The head of the United Nations says he believes Myanmar's leader has one "last chance" to stop the mounting Rohingya crisis.
"If she does not reverse the situation now, then I think the tragedy will be absolutely horrible, and unfortunately then I don't see how this can be reversed in the future," U.N. Secretary General António Guterres told the BBC.
The Rohingya people are a minority ethnic group in Myanmar. They're not officially considered citizens of any country and are largely shunned by Myanmar's mostly Buddhist population.
The current crisis began after Rohingya militants attacked police and military in the state of Rakhine. The military struck back. Refugees say the army has killed hundreds of civilians. More than 400,000 Rohingya have fled their homes.
But despite international calls for action, Myanmar's de facto leader Aung San Suu Kyi might not have much room to maneuver, politically.
Suu Kyi is barred from being president in Myanmar. Instead, she's the country's state counselor, a position that effectively allows her to lead.
The country was under the control of a military dictatorship for decades before it began to liberalize in 2011.
But the military still has a lot of power in the country. It holds at least one-quarter of the seats in Parliament and can control its own budget. Plus, it isn't used to taking orders from outside its ranks, and that puts Suu Kyi in a tough spot.
Perhaps a larger problem is the growth of Buddhist nationalism within Myanmar. The International Crisis Group notes that radical Buddhist groups have been on the rise since 2011 and with them, an increase anti-Muslim hate speech.
The largest of those nationalist groups is the Association for the Protection of Race and Religion. The government has made efforts to get the country's top Buddhist authority to ban the group, but many of its supporters see it as the country's best chance to defend Buddhist ideologies in a time of immense change.
There's concern that that growing power of Buddhist nationalists could box Suu Kyi in further and that efforts to crack down on the groups could lead to more violence.

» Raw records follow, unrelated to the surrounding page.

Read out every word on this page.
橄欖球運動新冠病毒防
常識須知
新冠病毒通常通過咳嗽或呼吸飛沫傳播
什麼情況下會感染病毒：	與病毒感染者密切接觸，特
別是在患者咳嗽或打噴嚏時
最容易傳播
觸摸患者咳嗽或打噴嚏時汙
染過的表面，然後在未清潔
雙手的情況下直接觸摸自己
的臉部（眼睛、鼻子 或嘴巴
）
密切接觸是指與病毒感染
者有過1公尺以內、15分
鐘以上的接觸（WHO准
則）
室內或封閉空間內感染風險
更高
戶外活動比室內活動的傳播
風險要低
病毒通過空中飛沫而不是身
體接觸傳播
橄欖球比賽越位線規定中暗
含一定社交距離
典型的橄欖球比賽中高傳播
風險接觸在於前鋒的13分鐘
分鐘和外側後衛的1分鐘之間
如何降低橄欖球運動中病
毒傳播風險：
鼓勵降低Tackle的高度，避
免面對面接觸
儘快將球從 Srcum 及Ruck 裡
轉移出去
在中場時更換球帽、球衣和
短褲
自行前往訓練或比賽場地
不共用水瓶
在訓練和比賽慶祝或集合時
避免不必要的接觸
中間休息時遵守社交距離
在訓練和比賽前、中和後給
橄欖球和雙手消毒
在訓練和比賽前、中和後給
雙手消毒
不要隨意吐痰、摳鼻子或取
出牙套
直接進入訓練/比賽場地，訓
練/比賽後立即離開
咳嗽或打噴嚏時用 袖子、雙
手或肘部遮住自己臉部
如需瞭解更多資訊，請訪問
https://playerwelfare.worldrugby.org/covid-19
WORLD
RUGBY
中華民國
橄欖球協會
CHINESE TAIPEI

Suu Kyi has been considered a human rights icon for more than 20 years, but on the issue of the Rohingya, she's mostly had a history of silence or denial.
In a 2013 interview with the BBC, she said there was no ethnic cleansing happening to the Rohingya. That's despite a Human Rights Watch report released months earlier that said otherwise.
Most recently, Suu Kyi decided not to attend the U.N. General Assembly, claiming the current crisis is being distorted by a "huge iceberg of misinformation."